I believe one of the problems I have is that I over-think the problems. For example, I was working on the problem of trying to reverse a string. My first attempt at a recursive solution was to create an accumulator that would hold the last letter of the string. Then, if the string was one character long, I would return only that letter. If the string was longer, I would re-call the function using the current string, minus the last letter. The code looked like:
def rev_string(s: 'str') -> str:
new = ""
if len(s) == 1:
return s
else:
return rev_string(s[:-1])
This is clearly wrong because obviously my accumulator variable does nothing. I end up returning the last letter of the string s, because I am not actually adding on letters to my accumulated string, new.

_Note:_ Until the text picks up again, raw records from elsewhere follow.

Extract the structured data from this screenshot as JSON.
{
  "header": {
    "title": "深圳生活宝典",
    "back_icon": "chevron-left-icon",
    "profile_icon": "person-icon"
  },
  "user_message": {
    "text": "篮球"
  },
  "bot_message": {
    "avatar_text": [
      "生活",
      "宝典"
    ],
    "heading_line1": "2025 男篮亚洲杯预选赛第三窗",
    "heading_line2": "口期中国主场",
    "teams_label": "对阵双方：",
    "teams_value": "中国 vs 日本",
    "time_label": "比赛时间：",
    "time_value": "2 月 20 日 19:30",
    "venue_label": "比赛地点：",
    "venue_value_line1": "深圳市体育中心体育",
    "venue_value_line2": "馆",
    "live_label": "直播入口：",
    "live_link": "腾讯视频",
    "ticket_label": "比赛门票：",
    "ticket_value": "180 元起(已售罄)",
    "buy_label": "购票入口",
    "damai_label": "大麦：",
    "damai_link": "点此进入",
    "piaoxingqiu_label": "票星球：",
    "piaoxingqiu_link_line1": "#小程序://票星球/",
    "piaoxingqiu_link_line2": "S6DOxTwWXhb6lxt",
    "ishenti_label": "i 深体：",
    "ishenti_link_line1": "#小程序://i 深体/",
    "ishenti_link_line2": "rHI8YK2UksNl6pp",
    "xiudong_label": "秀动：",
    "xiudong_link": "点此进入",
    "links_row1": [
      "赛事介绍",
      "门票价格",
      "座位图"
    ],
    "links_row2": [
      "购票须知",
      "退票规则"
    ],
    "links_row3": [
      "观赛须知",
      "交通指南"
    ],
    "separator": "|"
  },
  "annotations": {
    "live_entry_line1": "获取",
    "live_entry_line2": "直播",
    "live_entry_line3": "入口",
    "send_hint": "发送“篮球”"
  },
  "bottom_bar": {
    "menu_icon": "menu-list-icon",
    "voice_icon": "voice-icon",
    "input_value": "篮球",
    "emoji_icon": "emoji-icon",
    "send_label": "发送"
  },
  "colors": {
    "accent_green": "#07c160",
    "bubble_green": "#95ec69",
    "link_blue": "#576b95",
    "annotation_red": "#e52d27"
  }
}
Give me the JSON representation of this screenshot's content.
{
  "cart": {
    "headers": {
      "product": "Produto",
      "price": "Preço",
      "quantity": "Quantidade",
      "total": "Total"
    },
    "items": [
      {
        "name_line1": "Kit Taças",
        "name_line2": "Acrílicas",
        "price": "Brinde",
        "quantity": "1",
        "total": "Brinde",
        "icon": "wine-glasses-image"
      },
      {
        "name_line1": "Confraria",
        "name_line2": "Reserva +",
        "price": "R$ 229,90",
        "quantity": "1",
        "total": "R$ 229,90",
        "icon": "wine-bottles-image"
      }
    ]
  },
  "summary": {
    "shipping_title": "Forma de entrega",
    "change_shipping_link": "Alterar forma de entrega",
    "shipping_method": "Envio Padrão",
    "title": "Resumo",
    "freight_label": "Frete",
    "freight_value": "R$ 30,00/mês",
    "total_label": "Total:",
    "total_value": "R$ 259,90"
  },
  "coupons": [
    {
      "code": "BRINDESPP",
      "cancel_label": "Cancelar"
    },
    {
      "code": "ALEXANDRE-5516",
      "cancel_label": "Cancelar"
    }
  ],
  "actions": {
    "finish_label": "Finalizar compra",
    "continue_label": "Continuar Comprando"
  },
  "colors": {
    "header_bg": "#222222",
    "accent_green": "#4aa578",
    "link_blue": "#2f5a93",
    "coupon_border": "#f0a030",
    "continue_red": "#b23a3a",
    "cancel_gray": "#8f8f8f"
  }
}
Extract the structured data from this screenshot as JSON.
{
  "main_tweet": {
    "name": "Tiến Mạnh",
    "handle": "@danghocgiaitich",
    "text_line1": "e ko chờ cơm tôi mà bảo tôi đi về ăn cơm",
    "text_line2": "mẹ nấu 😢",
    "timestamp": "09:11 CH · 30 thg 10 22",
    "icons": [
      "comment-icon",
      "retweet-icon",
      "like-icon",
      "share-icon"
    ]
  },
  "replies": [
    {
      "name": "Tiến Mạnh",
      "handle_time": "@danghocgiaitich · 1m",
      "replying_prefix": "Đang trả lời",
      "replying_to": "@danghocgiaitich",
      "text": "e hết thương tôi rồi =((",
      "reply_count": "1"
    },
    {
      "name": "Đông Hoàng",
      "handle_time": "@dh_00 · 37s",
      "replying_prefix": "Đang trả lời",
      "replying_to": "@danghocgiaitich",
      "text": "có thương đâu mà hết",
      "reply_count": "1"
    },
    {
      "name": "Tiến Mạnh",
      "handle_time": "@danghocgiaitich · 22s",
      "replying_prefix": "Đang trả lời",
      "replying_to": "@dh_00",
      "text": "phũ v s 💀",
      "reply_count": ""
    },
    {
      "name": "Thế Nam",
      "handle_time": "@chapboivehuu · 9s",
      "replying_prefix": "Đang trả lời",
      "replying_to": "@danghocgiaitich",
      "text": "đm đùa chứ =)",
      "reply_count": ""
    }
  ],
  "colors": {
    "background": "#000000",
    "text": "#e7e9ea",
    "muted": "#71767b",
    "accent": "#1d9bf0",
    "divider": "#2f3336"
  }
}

After some thought, I realize that the function I was trying to write practically writes itself. For example, if I want to reverse a string, I simply take the last letter and add the reversal of all preceding letters:
def rev_string(s: 'str') -> str:
return s[-1] + rev_string(s[:-1]) if len(s) > 0 else s
Not only does this function work, it looks a lot simpler.
Brief explanation on how it works:
If the string, s, is longer than a single character, take the last letter of s and add the reversed string of all preceding letters (by calling the function recursively).
If the string, s, is only a single character, simply return s. (This is the 'base case')
For example, if I want to reverse 'asdf', I want to take the last letter 'f' and add rev_string('asd').
But rev_string('asd') gives 'd' + rev_string('as'), and so on. So, the final return value ends up being
'fdsa', as desired.
This was sort of a long post on a seemingly easy example, but recursion was something that did not come naturally to me.